(As pointed out by responders the speed of a neutral pion in a lab setting depends on the nature of the reaction which produced it. So the remaining question is "how is the speed determined?".)
Alvager et al 1964 reported evidence against Ritz's emitter theory in an experiment that generated neutral pions ($\pi_0$'s) with a velocity of $v \approx 0.99.c$. How is the velocity of a neutral pion determined? Does the determination invoke special relativity?
Alvager et al (http://mysite.verizon.net/cephalobus_alienus/papers/Alvager_et_al_1964.pdf) directed a pulsing beam of high energy ($19.2 GeV$) protons at a beryllium crystal and measured arrival times of resulting emitted $\gamma$ ray photons (energy $>= 6GeV$) at downstream detectors. The photons were emitted from the decay of $\pi_0$'s produced from collisions of the protons with the beryllium nuclei. The $\pi_0$'s had speeds $v = \beta.c$. They state that $1/(1-\beta^2) >45$ and so $\beta >= 0.989$. Later they use the value $\beta=0.99975$.
Time intervals between the peaks of successive photon bursts (interval ~105 ms) detected at two separate detectors were interpreted as indicating that, if the photons were travelling at some speed other than $c$ and given by $v=c+k.\beta.c$, then the value of $k$ must be very small (-3+/- 13 * 10e-5). (I think that this formula for altered photon velocity harks back to Fizeau experiments investigating the effect of moving water on the velocity of light. Applying simple galilean relativity in the Alvager et al experiments would predict a range of photon velocities $v$ between $c -\beta.c$ and $c + \beta.c$).
In a contemporary paper Velocity of Gamma Rays from a Moving Source T. A. Filippas and J. G. Fox, Phys. Rev. 135, B1071, 1964 ) used $\pi_0$'s with velocity $0.2c$ which decayed to produce 68 MeV $\gamma$ ray photons. They declare that "independently of relativity, and indeed of nuclear theory, there can be no reasonable doubt about the velocity of the ($\pi_0$) source(s)" based on reported aberration angle and Doppler energy shift for $\pi_0$'s produced by the same reaction ($\pi- + p \rightarrow \pi_0$).
I pose the question because it seems that Alvager et al were trying to confirm special relativity (SR) by assuming pion velocities which were themselves determined assuming SR.
Regarding the interpretation of the Alvager experiment the following note is interesting: (http://worldnpa.org/pipermail/memberschat_worldnpa.org/attachments/20090115/db6f6bc5/attachment.pdf)(since deleted).
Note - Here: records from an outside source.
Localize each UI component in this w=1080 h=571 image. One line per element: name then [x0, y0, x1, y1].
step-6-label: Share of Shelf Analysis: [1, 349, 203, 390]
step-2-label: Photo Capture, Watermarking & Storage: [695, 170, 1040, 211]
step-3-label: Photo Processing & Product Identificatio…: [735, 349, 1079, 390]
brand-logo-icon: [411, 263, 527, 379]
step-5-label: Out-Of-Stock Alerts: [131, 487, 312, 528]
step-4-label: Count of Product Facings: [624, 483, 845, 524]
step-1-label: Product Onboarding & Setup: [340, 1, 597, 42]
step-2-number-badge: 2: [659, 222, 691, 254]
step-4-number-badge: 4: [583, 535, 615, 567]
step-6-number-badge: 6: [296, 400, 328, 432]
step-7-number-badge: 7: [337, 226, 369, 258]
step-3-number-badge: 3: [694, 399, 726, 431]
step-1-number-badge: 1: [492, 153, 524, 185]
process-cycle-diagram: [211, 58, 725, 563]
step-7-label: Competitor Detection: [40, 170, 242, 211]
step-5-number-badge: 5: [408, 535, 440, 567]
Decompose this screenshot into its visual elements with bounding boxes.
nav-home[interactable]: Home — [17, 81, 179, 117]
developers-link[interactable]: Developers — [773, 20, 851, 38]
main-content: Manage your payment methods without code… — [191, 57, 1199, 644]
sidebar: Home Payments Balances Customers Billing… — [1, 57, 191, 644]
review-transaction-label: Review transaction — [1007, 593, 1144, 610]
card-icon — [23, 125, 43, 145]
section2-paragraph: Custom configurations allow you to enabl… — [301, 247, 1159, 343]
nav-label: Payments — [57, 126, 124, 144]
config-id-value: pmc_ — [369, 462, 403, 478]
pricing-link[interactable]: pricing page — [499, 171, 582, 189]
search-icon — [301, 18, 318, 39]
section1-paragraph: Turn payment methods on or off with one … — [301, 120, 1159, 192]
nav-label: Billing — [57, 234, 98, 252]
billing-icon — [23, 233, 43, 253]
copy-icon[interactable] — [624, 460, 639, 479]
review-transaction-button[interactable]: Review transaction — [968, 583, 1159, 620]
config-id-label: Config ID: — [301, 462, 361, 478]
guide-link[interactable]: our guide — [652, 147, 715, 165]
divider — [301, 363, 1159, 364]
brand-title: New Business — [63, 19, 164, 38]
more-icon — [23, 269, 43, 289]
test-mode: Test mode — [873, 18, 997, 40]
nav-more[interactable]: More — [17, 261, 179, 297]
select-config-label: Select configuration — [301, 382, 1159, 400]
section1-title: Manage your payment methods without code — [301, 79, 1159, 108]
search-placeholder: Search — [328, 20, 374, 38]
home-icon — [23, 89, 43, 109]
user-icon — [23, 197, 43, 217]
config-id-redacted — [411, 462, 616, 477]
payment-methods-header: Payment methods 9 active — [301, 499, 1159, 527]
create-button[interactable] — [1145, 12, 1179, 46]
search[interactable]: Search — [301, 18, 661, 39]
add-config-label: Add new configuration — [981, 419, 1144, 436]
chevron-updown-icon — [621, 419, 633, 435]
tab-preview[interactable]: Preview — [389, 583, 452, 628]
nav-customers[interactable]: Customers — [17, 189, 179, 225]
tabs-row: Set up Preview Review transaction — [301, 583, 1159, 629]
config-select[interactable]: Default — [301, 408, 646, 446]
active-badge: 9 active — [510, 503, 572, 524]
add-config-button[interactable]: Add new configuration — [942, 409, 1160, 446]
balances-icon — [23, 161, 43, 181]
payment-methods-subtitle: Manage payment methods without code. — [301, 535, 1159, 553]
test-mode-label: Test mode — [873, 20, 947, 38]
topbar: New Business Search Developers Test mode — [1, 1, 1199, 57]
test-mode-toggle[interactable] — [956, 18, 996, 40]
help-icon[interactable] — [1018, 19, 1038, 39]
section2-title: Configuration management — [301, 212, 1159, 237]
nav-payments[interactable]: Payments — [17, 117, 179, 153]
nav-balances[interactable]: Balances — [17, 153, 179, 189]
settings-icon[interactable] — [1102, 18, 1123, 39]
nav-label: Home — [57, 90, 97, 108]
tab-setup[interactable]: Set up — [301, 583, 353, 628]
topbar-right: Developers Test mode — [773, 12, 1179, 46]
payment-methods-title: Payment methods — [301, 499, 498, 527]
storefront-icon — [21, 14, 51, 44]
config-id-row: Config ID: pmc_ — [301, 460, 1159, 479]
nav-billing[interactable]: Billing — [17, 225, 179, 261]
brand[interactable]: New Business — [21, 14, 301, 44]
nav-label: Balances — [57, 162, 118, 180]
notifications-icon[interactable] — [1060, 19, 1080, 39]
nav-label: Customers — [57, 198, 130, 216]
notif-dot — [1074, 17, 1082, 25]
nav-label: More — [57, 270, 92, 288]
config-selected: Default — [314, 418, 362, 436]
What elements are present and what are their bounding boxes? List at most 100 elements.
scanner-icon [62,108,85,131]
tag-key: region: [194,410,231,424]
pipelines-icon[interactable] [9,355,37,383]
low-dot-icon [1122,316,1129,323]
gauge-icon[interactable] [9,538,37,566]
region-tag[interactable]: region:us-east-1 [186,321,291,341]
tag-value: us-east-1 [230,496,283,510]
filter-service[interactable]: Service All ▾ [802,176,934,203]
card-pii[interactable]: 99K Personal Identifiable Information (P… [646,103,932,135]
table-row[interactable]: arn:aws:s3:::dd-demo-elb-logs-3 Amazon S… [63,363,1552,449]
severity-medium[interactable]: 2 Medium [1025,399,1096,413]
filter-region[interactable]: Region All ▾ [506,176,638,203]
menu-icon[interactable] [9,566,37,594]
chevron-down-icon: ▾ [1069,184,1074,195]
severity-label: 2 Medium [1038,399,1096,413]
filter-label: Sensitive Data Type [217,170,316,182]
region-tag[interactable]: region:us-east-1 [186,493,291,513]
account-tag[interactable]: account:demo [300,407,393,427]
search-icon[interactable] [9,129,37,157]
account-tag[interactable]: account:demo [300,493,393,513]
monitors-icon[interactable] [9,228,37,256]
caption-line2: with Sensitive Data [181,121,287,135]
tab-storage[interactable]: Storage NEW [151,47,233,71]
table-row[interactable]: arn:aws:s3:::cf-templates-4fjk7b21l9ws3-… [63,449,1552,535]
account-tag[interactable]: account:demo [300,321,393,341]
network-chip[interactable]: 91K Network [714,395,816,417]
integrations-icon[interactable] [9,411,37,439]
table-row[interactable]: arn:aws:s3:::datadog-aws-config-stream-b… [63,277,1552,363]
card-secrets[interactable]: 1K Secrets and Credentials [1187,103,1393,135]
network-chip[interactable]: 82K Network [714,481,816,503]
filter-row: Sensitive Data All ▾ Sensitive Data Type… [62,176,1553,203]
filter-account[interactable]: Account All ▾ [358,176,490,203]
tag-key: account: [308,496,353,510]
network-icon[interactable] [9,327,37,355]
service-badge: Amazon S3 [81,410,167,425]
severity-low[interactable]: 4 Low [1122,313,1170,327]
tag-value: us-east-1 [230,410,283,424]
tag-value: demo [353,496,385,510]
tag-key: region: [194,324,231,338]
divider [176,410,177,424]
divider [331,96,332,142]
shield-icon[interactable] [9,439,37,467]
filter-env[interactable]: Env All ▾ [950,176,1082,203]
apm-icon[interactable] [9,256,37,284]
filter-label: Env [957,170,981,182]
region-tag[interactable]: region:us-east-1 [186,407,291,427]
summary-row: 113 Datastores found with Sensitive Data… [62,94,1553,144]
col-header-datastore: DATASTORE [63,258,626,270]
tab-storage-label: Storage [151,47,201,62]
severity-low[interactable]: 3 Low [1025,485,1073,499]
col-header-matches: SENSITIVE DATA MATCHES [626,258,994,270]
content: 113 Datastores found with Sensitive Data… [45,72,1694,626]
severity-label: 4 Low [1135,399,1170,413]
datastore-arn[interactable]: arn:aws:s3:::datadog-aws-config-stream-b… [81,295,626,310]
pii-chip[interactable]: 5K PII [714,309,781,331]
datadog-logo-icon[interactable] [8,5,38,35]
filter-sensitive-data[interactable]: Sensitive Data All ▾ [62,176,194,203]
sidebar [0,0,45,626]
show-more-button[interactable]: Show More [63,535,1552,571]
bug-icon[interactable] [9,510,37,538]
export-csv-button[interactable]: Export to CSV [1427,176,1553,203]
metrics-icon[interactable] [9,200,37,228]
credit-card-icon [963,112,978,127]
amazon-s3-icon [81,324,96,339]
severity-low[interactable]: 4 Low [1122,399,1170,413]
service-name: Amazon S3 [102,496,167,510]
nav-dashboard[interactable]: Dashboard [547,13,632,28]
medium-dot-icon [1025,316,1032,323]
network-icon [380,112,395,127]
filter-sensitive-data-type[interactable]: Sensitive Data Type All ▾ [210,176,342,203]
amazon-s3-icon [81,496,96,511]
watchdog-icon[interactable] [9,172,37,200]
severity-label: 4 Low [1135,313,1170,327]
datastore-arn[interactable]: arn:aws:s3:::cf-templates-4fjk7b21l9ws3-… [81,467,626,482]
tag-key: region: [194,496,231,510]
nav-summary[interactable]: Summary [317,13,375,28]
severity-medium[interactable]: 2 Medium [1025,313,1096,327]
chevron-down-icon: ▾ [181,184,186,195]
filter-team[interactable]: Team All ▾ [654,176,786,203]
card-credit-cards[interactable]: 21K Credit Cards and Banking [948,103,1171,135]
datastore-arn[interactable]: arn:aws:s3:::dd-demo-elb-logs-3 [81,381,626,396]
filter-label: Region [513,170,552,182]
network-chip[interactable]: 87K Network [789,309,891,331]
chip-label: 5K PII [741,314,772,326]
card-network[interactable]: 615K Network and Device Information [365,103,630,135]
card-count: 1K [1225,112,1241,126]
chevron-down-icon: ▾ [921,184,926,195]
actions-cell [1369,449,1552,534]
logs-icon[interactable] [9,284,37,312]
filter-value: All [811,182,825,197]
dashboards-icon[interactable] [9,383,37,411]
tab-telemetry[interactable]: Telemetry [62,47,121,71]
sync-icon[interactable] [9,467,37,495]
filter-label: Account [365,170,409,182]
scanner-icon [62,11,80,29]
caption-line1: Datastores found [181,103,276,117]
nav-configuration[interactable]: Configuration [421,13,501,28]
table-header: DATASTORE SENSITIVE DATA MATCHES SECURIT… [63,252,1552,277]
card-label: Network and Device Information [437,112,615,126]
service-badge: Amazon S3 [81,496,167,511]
The answer by AnnaV is very helpful. I made a follow-up question in which I was led to obtain a formula for $v$ myself:- $v=\sqrt(2KE/m_0)$.
The community declared this solution correct but then deemed the question a pointless homework question and deleted/hid it. As it happens the formula does not seem to be correct when I try to apply the Filippas & Fox 1964 data ($\pi_0$ rest mass $m_0=135MeV/c^2$, $KE=68 MeV$) it gives $v_{calc} = 1.004c$ instead of the authors' value $v=0.2c$. Applying the Alvager et al data to it ($KE= 6000 MeV$) it gives $v_{calc}=9.428c$. So I am still in the dark on the Special Relativity approach. (The aberration method mentioned by Fox & Filippas 1964 is relatively simple to understand for me.)
Best Answer
If you go to this link you will see that the lifetime of the pi0 is orders of magnitude shorter than of the charged pions.
8.4 ± 0.6 × 10^−17 seconds, a time characteristic of electromagnetic reactions.
It decays to two photons, which can be measured in the laboratory.
If it is produced with some energy in the laboratory system, its speed can be estimated by measuring the four momenta of the photons and equating the sum to the four momentum of the pi0. Its speed then can be found for that individual measurement. There is no general "speed" of the pi0, as there is no general speed of any elementary particle, their four momenta being dependent of the interaction that produced them and very variable.
To have a speed a fraction of the speed of light any pion or other elementary particle should have an energy given by the relativistic formulae. Have a look here where they calculate the energy necessary for a velocity 1% of the velocity of light for various particles.